Intercepting syscalls (where are args passed)


I'm doing a kernel module that intercepts kernel syscalls. Intercepting, or rather just replacing the real syscall address with a fake syscall address in plain C is as easy as 1-2-3. But I'd like to know how that works on low level.

(let's pretend I'm on x86)

First of all, I'm doing just a basic test: I'm kallocating a small chunk of executable memory and filling it with this opcode:

0xB8, 0x00, 0x00, 0x00, 0x00,          //mov eax, &real_syscall_function;
0xFF, 0xE0,                            //jmp eax;

Inserting the module and replacing the syscall works just perfect.

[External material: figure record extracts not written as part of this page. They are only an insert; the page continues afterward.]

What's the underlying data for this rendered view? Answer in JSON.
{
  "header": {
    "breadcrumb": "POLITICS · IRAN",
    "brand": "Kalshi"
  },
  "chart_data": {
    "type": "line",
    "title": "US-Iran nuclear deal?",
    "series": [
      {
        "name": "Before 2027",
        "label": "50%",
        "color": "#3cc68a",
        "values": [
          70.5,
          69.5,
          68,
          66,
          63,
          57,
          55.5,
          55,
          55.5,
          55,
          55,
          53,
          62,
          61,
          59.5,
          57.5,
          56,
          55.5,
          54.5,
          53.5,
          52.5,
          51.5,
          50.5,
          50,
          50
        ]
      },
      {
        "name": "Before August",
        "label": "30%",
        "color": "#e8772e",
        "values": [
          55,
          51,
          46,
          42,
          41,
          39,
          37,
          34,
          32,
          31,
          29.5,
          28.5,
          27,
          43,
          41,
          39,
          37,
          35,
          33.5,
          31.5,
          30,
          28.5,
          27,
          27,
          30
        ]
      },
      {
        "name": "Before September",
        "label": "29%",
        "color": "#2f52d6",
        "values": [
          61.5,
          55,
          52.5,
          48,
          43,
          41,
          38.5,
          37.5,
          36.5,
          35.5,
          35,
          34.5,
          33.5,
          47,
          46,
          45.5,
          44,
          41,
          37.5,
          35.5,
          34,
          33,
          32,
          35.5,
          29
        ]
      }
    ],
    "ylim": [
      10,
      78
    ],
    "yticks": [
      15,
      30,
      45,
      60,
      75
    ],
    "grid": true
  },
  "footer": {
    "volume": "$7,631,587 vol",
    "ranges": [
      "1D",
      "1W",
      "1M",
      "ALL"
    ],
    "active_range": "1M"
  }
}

Now, according to this SO answer, arguments are passed in the registers. I want to check this, so I create an executable chunk of memory and fill it with this code:

0x55,                                  //push ebp;
0x89, 0xE5,                            //mov ebp, esp;
0x83, 0xEC, 0x20,                      //sub esp, 32; 

0xB8, 0x00, 0x00, 0x00, 0x00,          //mov eax, &real_syscall_function;
0xFF, 0xE0,                            //jmp eax;

0x89, 0xEC,                            //mov esp, ebp;
0x5D,                                  //pop ebp;
0xC3                                   //ret;

This should work too, as I'm not touching any of the registers, I'm just playing with the stack, but it doesn't work. That makes me think arguments are actually passed on the stack. But why? Am I understand the SO answer I linked to wrong? Aren't args supposed to be in the registers when a syscall is called?

Extra question: Why using jmp eax works, but call eax doesn't work? (This applies to both first and second example code).

Edit: I'm sorry, I missed a little bit the comments in the ASM code. What I'm jmping to is the address of the real syscall function.

Edit 2: I think it's obvious, but anyways I'll explain it just in case somebody is not understanding what I'm doing. I'm allocating a small executable chunk of memory, filling it with the opcode I'm showing and then making a given syscall (let's say __NR_read) point to the address of that executable chunk of memory.


works just perfect == system keeps running without problems. It means the real syscall is being called from the fake syscall

it doesn't work == system crashes because the fake syscall isn't calling the real syscall


Solution

  • Syscall params are first passed from userspace via registers to system_call() function which is in essence a common syscall dispatcher. However system_call() then calls real system call functions such as sys_read() in a usual manner, passing parameters via stack. Therefore, messing up with the stack leads to crash. Also, see this SO answer: https://stackoverflow.com/a/10459713 and very detailed explanation on quora: http://www.quora.com/Linux-Kernel/What-does-asmlinkage-mean-in-the-definition-of-system-calls#step=6 (registration required).